Tuesday, 16 April 2013

Grimm: The Thing with Feathers

“My groin is fine, thank you”

Well, there’s me all wrong. I thought this was certain to be based on The Goose that Laid the Golden Egg, but in fact the inspiration behind it was The Nightingale, a tale from Hans Christian Andersen. It’s an interesting take on the story, which is given strong undertones of domestic violence. This is also the biggest episode yet for Juliette, whose character finally seems to be emerging from the background.

The beginning of this episode is unusual. We usually begin by being shown a murder and then seeing Nick and Hank arrive on the scene to solve the crime, this doesn’t happen here. Instead, Juliette and Nick notice what appears to be domestic violence while on holiday in that iconic Oregon forest. Our first inkling that this is more than your average example of domestic violence is when the poor lady is forced to eat some strange things liquefied with worms. We watched this while we were eating my lovely girlfriend’s delicious spaghetti and meatballs. How nice!

The rural setting adds to the sense of conspiracy. In Portland, although the Captain is involved in all sorts of dodgy dodginess, things are generally okay, with the tentacles of corruption spreading only so far. In the countryside, even the local Sheriff sides with abuser, being his cousin. The fairytale element in this episode is much more subtle that usual, with a welcome greater emphasis on a social issue. I’d like to see a bit more of this sort of thing.

The climax of the episode, as Juliette rejects Nick’s proposal of marriage, is not unexpected but still hugely dramatic. And, let’s face it – she’s right. Nick is obviously hiding something from her, and she has a right to expect better than that from a husband.

Things are proper arcy these days, and I don’t care that that isn’t a proper word! Going on in the background is Hank’s obsession with Adelind. The season appears to be moving decisively away from the story of the week and towards a dramatic finale. Bring it on.

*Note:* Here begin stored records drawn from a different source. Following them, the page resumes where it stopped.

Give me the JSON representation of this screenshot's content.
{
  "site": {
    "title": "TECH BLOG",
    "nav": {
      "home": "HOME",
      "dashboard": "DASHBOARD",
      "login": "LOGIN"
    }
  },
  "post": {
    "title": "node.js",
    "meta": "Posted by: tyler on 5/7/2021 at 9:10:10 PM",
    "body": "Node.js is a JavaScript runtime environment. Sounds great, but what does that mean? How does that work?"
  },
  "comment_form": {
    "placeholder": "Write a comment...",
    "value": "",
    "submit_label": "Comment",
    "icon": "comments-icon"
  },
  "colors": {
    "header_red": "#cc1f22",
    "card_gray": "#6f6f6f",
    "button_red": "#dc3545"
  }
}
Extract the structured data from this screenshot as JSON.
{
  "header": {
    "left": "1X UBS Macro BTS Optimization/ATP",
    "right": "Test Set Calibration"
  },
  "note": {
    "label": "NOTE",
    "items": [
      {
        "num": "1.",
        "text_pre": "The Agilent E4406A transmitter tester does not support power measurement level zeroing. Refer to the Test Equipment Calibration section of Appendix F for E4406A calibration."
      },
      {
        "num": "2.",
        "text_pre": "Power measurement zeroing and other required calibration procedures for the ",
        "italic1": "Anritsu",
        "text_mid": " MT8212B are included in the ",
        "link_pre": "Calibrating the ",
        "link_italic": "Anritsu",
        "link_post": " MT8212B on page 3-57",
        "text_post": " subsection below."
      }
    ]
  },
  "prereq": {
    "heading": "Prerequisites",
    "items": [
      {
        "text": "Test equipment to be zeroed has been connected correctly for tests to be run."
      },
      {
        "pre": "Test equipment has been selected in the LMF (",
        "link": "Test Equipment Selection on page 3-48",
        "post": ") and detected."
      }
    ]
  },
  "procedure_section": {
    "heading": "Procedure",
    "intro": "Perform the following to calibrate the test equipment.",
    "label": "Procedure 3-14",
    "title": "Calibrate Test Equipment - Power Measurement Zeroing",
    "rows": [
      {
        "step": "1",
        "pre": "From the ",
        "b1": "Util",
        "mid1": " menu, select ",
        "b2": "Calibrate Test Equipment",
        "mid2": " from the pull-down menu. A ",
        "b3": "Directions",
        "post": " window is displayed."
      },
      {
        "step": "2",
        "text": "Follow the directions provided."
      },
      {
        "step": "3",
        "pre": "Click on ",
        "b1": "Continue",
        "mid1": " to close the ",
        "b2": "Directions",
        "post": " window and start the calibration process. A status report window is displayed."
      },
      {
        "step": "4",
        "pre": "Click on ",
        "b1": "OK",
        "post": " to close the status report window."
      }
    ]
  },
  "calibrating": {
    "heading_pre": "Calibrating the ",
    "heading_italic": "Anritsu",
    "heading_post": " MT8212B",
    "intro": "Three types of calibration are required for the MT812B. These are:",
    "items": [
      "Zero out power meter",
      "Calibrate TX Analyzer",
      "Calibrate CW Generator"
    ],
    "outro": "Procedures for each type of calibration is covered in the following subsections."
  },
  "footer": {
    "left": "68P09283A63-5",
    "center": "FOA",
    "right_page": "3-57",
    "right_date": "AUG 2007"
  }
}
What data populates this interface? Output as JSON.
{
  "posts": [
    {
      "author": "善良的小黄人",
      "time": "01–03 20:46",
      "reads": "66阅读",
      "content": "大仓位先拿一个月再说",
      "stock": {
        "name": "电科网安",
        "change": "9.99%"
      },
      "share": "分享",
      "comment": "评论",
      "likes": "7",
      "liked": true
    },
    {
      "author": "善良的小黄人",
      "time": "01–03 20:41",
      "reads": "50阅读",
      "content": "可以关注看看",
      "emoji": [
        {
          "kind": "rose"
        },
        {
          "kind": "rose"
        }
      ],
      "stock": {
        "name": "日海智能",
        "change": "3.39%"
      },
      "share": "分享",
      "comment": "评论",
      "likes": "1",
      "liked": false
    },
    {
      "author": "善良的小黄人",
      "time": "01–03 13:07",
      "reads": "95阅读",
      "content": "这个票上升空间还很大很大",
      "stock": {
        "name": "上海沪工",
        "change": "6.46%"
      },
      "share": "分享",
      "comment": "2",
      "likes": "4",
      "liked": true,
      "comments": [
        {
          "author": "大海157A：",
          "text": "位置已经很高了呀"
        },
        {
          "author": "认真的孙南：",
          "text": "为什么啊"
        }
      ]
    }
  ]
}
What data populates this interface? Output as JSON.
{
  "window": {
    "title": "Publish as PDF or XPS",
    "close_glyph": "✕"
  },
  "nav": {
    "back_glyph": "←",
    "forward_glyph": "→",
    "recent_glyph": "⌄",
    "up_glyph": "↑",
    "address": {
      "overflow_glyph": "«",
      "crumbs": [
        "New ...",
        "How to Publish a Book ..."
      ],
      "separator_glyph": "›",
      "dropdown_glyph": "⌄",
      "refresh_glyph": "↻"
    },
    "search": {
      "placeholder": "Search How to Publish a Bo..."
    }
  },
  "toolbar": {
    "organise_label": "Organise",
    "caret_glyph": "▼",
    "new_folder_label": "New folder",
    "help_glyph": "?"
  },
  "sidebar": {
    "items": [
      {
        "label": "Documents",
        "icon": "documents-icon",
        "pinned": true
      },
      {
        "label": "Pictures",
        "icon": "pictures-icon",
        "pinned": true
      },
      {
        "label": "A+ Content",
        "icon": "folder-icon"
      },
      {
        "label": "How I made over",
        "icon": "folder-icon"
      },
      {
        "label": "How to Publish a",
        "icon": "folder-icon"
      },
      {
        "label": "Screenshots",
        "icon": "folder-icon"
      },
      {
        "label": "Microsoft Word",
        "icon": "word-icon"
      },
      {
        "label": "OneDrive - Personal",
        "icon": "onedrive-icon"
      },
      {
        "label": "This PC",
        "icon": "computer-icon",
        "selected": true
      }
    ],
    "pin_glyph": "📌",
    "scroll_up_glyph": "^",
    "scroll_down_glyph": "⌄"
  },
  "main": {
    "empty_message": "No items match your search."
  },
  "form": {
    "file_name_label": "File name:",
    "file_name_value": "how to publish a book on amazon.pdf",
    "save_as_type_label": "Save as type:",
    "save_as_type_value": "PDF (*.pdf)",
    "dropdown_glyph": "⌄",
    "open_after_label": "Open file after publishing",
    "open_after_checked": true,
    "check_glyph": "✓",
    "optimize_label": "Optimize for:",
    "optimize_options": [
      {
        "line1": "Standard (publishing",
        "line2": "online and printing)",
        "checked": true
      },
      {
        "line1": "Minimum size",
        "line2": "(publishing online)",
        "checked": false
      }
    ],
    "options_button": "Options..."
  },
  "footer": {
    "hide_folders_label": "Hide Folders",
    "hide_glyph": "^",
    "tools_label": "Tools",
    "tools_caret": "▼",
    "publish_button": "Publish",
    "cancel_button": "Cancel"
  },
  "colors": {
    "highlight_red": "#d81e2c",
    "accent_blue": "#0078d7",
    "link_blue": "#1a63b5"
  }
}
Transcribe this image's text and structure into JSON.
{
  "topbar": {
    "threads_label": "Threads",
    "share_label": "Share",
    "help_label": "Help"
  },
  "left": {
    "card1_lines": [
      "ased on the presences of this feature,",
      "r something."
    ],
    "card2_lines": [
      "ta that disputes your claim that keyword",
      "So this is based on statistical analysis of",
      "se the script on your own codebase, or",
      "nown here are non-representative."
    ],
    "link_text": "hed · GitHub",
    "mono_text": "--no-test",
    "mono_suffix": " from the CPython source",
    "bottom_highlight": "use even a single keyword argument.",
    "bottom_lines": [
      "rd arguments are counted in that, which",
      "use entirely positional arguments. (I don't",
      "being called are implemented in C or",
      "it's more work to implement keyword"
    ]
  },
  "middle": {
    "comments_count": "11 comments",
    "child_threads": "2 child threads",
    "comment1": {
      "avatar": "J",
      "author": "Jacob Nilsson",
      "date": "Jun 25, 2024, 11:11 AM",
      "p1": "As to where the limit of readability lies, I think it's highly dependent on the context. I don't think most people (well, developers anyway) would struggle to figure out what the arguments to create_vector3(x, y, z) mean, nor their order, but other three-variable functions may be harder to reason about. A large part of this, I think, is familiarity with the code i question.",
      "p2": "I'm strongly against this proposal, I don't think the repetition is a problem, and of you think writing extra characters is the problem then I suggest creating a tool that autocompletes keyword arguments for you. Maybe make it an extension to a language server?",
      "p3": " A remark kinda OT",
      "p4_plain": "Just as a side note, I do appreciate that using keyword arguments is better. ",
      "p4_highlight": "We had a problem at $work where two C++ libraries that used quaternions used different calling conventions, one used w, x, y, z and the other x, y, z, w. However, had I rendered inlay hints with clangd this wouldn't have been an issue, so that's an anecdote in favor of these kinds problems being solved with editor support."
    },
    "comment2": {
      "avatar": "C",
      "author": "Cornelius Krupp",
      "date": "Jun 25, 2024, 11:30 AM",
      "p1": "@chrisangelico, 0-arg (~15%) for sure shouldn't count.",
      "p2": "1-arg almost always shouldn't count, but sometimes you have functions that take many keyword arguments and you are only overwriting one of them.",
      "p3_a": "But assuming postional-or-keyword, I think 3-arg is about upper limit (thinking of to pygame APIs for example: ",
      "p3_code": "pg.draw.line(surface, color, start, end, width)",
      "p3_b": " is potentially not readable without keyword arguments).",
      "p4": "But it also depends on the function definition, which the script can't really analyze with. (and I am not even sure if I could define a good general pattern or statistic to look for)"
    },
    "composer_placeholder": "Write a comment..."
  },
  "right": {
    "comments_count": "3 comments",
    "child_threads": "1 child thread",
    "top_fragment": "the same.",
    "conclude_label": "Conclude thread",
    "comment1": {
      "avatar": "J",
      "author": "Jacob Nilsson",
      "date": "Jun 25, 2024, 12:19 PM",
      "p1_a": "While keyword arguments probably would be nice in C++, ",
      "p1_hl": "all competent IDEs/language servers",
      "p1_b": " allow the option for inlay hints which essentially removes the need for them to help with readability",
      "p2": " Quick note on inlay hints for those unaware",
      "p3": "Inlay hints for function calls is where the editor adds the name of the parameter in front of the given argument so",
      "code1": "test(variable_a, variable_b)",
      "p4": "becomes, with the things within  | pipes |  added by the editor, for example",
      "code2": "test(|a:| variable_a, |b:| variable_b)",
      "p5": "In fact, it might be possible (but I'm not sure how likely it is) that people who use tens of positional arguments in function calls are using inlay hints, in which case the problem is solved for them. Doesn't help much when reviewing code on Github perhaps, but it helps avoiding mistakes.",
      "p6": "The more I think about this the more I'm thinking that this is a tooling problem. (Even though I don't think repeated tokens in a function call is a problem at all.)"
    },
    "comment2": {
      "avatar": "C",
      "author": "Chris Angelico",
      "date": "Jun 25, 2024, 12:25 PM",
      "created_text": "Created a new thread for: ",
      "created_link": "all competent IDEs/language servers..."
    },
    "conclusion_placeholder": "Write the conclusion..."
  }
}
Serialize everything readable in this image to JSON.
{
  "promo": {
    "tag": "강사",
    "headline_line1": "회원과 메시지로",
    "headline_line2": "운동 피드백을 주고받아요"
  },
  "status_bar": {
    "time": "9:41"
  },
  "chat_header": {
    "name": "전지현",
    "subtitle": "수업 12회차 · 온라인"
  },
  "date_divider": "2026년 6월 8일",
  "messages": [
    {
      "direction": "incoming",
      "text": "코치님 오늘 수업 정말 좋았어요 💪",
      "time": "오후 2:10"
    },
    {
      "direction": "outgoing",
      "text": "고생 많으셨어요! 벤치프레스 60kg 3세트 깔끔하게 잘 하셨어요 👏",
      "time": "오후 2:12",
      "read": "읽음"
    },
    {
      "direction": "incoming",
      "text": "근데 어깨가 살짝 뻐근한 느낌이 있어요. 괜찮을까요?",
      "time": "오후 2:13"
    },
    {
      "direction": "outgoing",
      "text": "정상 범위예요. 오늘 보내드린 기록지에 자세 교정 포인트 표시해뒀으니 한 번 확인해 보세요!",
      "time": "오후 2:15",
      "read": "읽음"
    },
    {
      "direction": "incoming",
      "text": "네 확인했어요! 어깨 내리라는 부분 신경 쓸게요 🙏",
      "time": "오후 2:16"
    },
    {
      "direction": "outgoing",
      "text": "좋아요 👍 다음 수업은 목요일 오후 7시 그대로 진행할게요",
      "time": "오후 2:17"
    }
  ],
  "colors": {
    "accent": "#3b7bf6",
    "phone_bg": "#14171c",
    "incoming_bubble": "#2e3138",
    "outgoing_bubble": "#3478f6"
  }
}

  1. While the story is loosely based on The Nightengale the wesen The Seltenvogel is based on early myths of a goose that laid golden eggs. I actually thought this story was rushed and could have been written better. Some of the xfs weren't up to par with previous episodes. All around it was a ho-hum episode. I started out liking this show but as a fan I'm not at all thrilled with all the directions the show is going. I will wait and see how this season ends and we progress into the next one.

  2. What bothers me a little is that the story is essentially about domestic violence but doesn't actually have anything much to say about the subject other than just point at it. And it's getting to the stage where the characters really ought to be noticing that their lives are suspiciously close to all these fairy tales. Still, it's a good episode for Juliette, who finally gets something to do!